No Unintentional Genetic Alterations
It did not cure nor control the patient's HIV infection, but the researchers said that that the treatment appears to be safe.
In the new study published in the New England Journal of Medicine on Sept. 11, Hongkui Deng, from Peking University, and colleagues reported that they did not find any unintentional genetic alteration, a concern associated with gene therapies.
In an earlier controversial study, a Chinese scientist also used CRISPR to edit the genomes of twins to make them resistant to HIV. Jiankui He edited the DNA of the embryos, so the gene alterations may be passed down to the next generation.
The new study is different in that it made the DNA edits on adult cells, which means the changes will not be passed on.
The HIV patient in the experimental treatment also has leukemia and needed a bone marrow transplant. The researchers edited the DNA in bone marrow stem cells from a donor and then transplanted the edited cells into the patient.
The researchers then used CRISPR to delete the gene called CCR5, which gives instructions to the protein on the surface of some immune cells.
HIV uses this protein to get inside cells. People who have a natural mutation in the CCR5 gene are thus resistant to HIV infection.
CRISPR For HIV And Leukemia
A month after the transplant, the patient's leukemia was in complete remission. The genetically edited stem cells increased in the patient's body, produced blood cells, and persisted in the body for the next 19 months.
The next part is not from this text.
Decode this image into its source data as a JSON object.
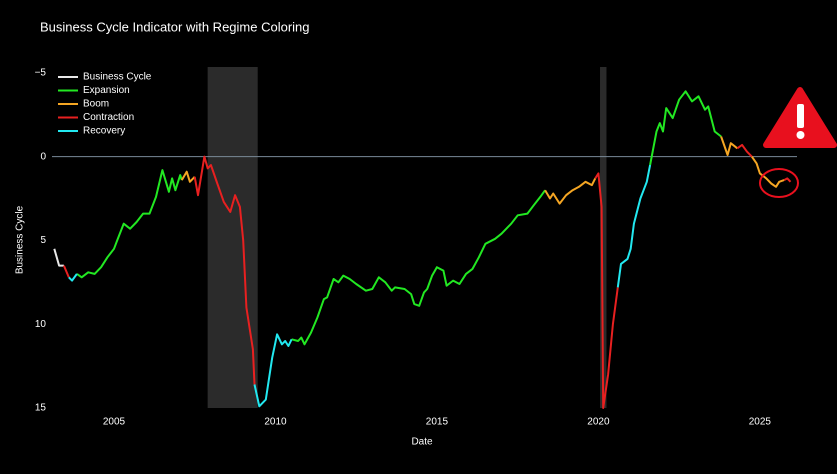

The levels of HIV in his body, however, increased when he briefly stopped taking the HIV medications as part of the study, so he had to start taking the medications again. The study nonetheless showed of another potential application of CRISPR.
"This plants the flag to say that at least in this one instance, this type of therapy appears safe," said Jennifer Doudna, from the University of California, Berkeley, who is credited as an inventor of CRISPR. "The next step is showing that there is some efficacy, a therapeutic benefit to doing this."